AI Readiness for Low-Code and Low-Ops

This post is a reflection of a comment from @Kuovonne. Thanks for the inspiration.

I don’t think AI is ready to create complex logic …

I agree, and I think we need to be careful about the expectations of AI as code creators. However, you used a few predicates (++ for doing so). It caused me to reflect on this comment with the need to clarify.


I don’t think AI is ready to create complex logic

Most novice coders don’t need complex logic; they want usual and customary logic. The type of logic that is in abundance and represented on the public Interwebs in spades. This is the type of logic generative AI is very familiar with and can replicate with good success. If also presented with learner shots - e.g., in the context of a copilot, the output accuracy climbs from ~80% to ~98%.

The predicates I use here are “usual and customary”. And even if you are a more advanced low-coder, you benefit greatly by getting the usual and customary elements of the logic out of the way quickly so you can focus on more advanced logic that may be required.

Generative AI for low-coding activities has value TODAY for EVERYONE but not for every context.

Clear AI Instructions

[Novice low-coders] … who struggle to clearly articulate their needs.

Again, an excellent choice of predicates. This is a deeply intertwined aspect of the ability to convey your desires, a task that is not unlike conveying technical requirements. Some of the best engineers cannot describe in words what they want. They might have a better chance than a novice low-coder, but the vast indictment of AI by expert coders shows they struggle composing prompts much the same as novice coders do. In fact, I think they struggle more than novices.

AI and Domain Experts (aka novice low-coders)

This persona is actually better equipped to use AI to create solutions. They understand the business requirements, and they are typically accustomed to using words in their work far more than software engineers. I predict Replit’s vision of a billion coders will be spot on, and largely for this reason.
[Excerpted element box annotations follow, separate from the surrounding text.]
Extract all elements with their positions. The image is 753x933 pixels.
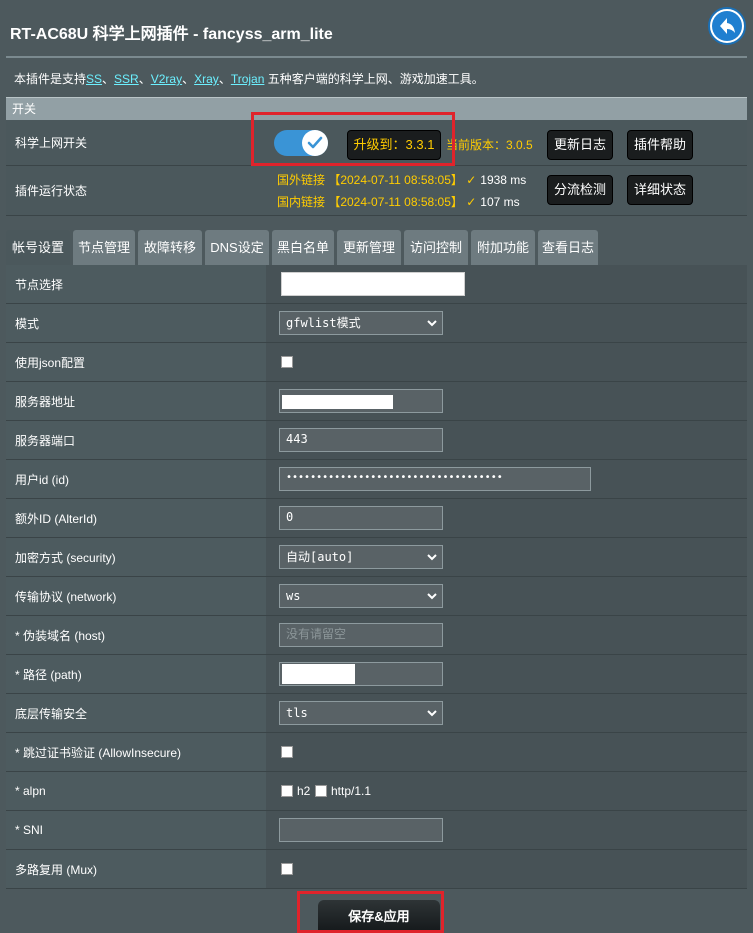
link-v2ray[interactable]: V2ray (151, 72, 182, 86)
desc-suffix: 五种客户端的科学上网、游戏加速工具。 (267, 72, 484, 86)
alpn-label: * alpn (6, 772, 266, 810)
json-checkbox[interactable] (281, 356, 293, 368)
port-input[interactable]: 443 (279, 428, 443, 452)
server-label: 服务器地址 (6, 382, 266, 420)
sni-input[interactable] (279, 818, 443, 842)
tls-select[interactable]: tls (279, 701, 443, 725)
form-row-mux: 多路复用 (Mux) (6, 850, 747, 889)
port-label: 服务器端口 (6, 421, 266, 459)
security-select[interactable]: 自动[auto] (279, 545, 443, 569)
form-row-alpn: * alpn (6, 772, 747, 811)
tab-dns[interactable]: DNS设定 (205, 230, 269, 265)
insecure-checkbox[interactable] (281, 746, 293, 758)
tab-log[interactable]: 查看日志 (538, 230, 598, 265)
plugin-description: 本插件是支持SS、SSR、V2ray、Xray、Trojan 五种客户端的科学上… (14, 72, 484, 86)
link-trojan[interactable]: Trojan (231, 72, 265, 86)
tab-account[interactable]: 帐号设置 (6, 230, 70, 265)
node-select[interactable] (281, 272, 465, 296)
run-status-label: 插件运行状态 (6, 166, 266, 215)
link-ssr[interactable]: SSR (114, 72, 139, 86)
form-row-insecure: * 跳过证书验证 (AllowInsecure) (6, 733, 747, 772)
path-label: * 路径 (path) (6, 655, 266, 693)
alterid-label: 额外ID (AlterId) (6, 499, 266, 537)
alpn-http-label: http/1.1 (331, 784, 372, 798)
network-select[interactable]: ws (279, 584, 443, 608)
alpn-http-checkbox[interactable] (315, 785, 327, 797)
domestic-status: 国内链接 【2024-07-11 08:58:05】 ✓ 107 ms (277, 195, 520, 209)
back-button[interactable] (708, 7, 746, 45)
redacted-server-mask (282, 395, 393, 409)
foreign-status: 国外链接 【2024-07-11 08:58:05】 ✓ 1938 ms (277, 173, 527, 187)
insecure-label: * 跳过证书验证 (AllowInsecure) (6, 733, 266, 771)
form-row-json: 使用json配置 (6, 343, 747, 382)
security-label: 加密方式 (security) (6, 538, 266, 576)
link-xray[interactable]: Xray (194, 72, 219, 86)
host-label: * 伪装域名 (host) (6, 616, 266, 654)
json-label: 使用json配置 (6, 343, 266, 381)
title-bar: RT-AC68U 科学上网插件 - fancyss_arm_lite (0, 0, 753, 56)
main-switch-label: 科学上网开关 (6, 120, 266, 165)
uid-input[interactable]: •••••••••••••••••••••••••••••••••••• (279, 467, 591, 491)
back-arrow-icon (712, 11, 742, 41)
page-title: RT-AC68U 科学上网插件 - fancyss_arm_lite (10, 26, 333, 43)
help-button[interactable]: 插件帮助 (627, 130, 693, 160)
alpn-h2-label: h2 (297, 784, 311, 798)
redacted-path-mask (282, 664, 355, 684)
sni-label: * SNI (6, 811, 266, 849)
highlight-box-save (297, 891, 444, 933)
chevron-down-icon (427, 320, 437, 327)
split-check-button[interactable]: 分流检测 (547, 175, 613, 205)
tab-access[interactable]: 访问控制 (404, 230, 468, 265)
tab-addons[interactable]: 附加功能 (471, 230, 535, 265)
mux-label: 多路复用 (Mux) (6, 850, 266, 888)
tab-blackwhite[interactable]: 黑白名单 (272, 230, 334, 265)
uid-label: 用户id (id) (6, 460, 266, 498)
host-input[interactable]: 没有请留空 (279, 623, 443, 647)
mode-label: 模式 (6, 304, 266, 342)
chevron-down-icon (427, 593, 437, 600)
tls-label: 底层传输安全 (6, 694, 266, 732)
highlight-box-upgrade (251, 112, 455, 166)
network-label: 传输协议 (network) (6, 577, 266, 615)
link-ss[interactable]: SS (86, 72, 102, 86)
chevron-down-icon (427, 710, 437, 717)
alpn-h2-checkbox[interactable] (281, 785, 293, 797)
mode-select[interactable]: gfwlist模式 (279, 311, 443, 335)
divider (6, 56, 747, 58)
changelog-button[interactable]: 更新日志 (547, 130, 613, 160)
tab-update[interactable]: 更新管理 (337, 230, 401, 265)
tab-failover[interactable]: 故障转移 (138, 230, 202, 265)
desc-prefix: 本插件是支持 (14, 72, 87, 86)
node-label: 节点选择 (6, 265, 266, 303)
mux-checkbox[interactable] (281, 863, 293, 875)
host-placeholder: 没有请留空 (286, 627, 347, 641)
current-version: 当前版本：3.0.5 (446, 138, 533, 152)
alterid-input[interactable]: 0 (279, 506, 443, 530)
detail-status-button[interactable]: 详细状态 (627, 175, 693, 205)
chevron-down-icon (427, 554, 437, 561)
tab-nodes[interactable]: 节点管理 (73, 230, 135, 265)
The merger of low-code, low-ops, and AI is undeniable; it’s as if they were always intended to form this triumvirate alchemy designed to overcome the shortage of software engineers who invariably struggle to match technical requirements to business requirements.

AI plus domain expertise plus CaaS (code as a service) is the future.


One of the big advantages of low-code in Airtable and Make (for example) is the streamlined and largely hidden ability to deploy your code and run it. This is advantageous for novice and expert low-coders. You need not worry about where your code is deployed or how it is hosted. It just runs. Coda’s Pack Studio is a similar approach, and many SaaS platforms are quickly realizing there’s something beyond the omnipresent model - IaC (Infrastructure as Code).

This relatively new approach is spreading quickly. Replit has a big deal with Google and a hundred million in top-tier funding to improve it. Microsoft is betting heavily. Amazon is partly at pace with early investments in Lambda. Val Town actually has a marketing slogan that articulates the benefit of IaC -

Val Town asks the question we should have asked 10 years ago.

Why can’t code run anywhere and everywhere in a social network?

Val Town is a social network where your code runs, can be shared privately or openly, and can be subclassed, forked, and deployed in seconds. Like Replit, it will eventually integrate AI with a low-code copilot. But with its API, I am already doing that with Coda AI serving as the low-code development copilot. Val Town serves as the lo-ops facilitator.

This demonstrates the agility and capability of IaC platforms - they can live anywhere, run at any time, they can be scheduled, and be integrated into almost every platform.

If Airtable (and other low-code/low-ops platforms) don’t facilitate IaC, a competitor will.

Airtable and IaC

It’s already possible for an Airtable solution to manifest a low-code/low-ops solution leaning on an IaC provider. It’s not ideal because Airtable doesn’t support a pluggable editor suitable for software development work. But there are ways to overcome this limitation - they’re just not pretty.


No-code was both the beginning and the end of no-code. That surge proved code was necessary. Low-code has proven to be extremely important and valuable. Low-ops have also proved itself as a key requirement. AI doesn’t change a thing about these two realizations except to squeeze out the remaining elements of complexity which will ultimately lead to low-effort-code.

The path ahead for low-coders is very bright.

And I personally don’t have a good feeling about OpenAI. Can’t tell you why but something feels off about that whole operation.

There are a number of signals that should give us reason to be cautious.